Most pain provoking: “It was the heavier cleans for sure… When I was dealing with some aggravation, if I came back, the things that didn’t hurt were snatches, very slow back squats.”
“The last two years before the rupture, I was basically exclusively pause squatting because I would just be like, man, doing regular squats, feels weird on that drop in. I need to just squat slower. And I was super strong, so I could still put up, you know, 550 pound squats even if I did a tempo down and pause at the bottom. So I’m like, there’s just no need for me to do the super bouncy squats.”
“The heavy cleans, I had less control of those. So it kind of smashed me into the bottom. I think those aggravated the most.”
“There are a lot of steroids in Olympic weightlifting, but I’m not a participant.”
“The only thing that was different in my life in that time, I had really taken up drinking wine. I was drinking wine like every night where I hadn’t really done that before. And I remember one time I was reading and someone was like, yeah, don’t drink alcohol after the surgery because it doesn’t help you. And I was like, I was drinking a lot of alcohol before that.”
“I think I ignored my pain for so long that it was inevitable. When it first happened, people asked me did I know what happened or I think I knew what happened and I really had no idea at the time. But looking back at it, like I said, probably from 2019 to 2024, I had a bunch of instances where my tendonitis, tendon, whatever you call it, had gotten so bad that I had to stop training with my coach. And when I would come back, wouldn’t do anything special. I would just go back to training because it didn’t hurt anymore. Then the other one would hurt and I would say, I need to take a couple of weeks off coach. Like my knee’s going crazy. And at some point, like I said, I just started slapping on the cream, rolling my SBD sleeves up and just training through it. And I think looking back at it, was kind of inevitable that some kind of event was going to happen. I definitely didn’t think that was going to happen or I wouldn’t have done it. But I kind of thought like, yeah, I’m just going to keep dealing with pain. I will address all of this when I’m done competing one day. That’s what I thought in my head.”
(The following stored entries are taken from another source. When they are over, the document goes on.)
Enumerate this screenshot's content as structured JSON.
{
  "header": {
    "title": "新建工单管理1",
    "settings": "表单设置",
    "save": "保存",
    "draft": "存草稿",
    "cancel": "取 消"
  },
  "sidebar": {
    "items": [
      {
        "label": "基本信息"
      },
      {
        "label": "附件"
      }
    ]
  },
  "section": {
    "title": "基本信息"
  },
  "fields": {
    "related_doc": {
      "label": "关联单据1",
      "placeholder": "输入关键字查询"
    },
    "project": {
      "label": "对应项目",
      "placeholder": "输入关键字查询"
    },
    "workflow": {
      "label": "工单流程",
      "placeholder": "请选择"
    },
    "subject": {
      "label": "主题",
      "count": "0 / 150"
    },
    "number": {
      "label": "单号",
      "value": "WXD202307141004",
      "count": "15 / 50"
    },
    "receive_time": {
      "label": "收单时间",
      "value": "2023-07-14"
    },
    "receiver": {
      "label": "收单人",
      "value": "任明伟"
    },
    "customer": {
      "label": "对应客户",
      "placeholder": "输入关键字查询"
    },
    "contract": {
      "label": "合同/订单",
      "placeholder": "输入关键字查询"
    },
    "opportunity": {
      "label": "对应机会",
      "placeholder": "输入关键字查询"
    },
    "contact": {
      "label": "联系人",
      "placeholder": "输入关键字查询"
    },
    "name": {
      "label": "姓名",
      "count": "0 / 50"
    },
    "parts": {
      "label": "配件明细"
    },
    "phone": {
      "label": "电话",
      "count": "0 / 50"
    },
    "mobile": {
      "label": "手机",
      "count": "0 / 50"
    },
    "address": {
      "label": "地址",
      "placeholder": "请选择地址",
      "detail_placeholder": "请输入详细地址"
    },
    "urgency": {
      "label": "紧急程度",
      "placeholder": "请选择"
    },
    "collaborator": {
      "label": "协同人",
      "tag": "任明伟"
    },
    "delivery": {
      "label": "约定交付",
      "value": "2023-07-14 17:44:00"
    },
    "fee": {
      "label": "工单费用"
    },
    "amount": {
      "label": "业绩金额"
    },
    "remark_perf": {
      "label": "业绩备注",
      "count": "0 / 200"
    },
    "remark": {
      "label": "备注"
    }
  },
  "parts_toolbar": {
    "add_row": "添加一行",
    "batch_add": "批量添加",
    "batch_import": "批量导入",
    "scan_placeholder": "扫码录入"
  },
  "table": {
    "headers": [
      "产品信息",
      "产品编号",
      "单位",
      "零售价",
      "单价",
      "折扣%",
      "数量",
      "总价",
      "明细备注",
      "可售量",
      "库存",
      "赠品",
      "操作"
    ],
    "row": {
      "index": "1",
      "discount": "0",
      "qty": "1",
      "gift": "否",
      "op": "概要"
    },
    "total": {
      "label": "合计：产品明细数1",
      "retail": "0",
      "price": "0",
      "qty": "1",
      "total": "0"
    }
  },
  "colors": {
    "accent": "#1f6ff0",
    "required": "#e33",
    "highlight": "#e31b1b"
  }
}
“I’ve always been super conservative with my, with my clients and my athletes though. ⁓ I’ve been a little bit more stupid with my own training because I’m like, it’s my own life, you know, but for other people, I’m like, Hey bro, like sports are not the end of y’all. Like you have a life, you have parents and stuff. You don’t want to destroy your body. Not be able to walk at 40, not be able to play with your kids and stuff. I’ve always told people that, but you know, for myself, it was just something that at the time I was ⁓ willing to sacrifice. So I don’t think it has changed my coaching that much because I’ve never told people to push through pain. If any of my athletes are hurt or something, I’m like, bro, it’s just one session. It’s one week. Like, let’s try to address this. It’s not going to change your whole life as an athlete if you take a couple weeks off or something and try to address this issue. But for me, I was like, nah bro, I’m not taking four weeks off and doing nothing.”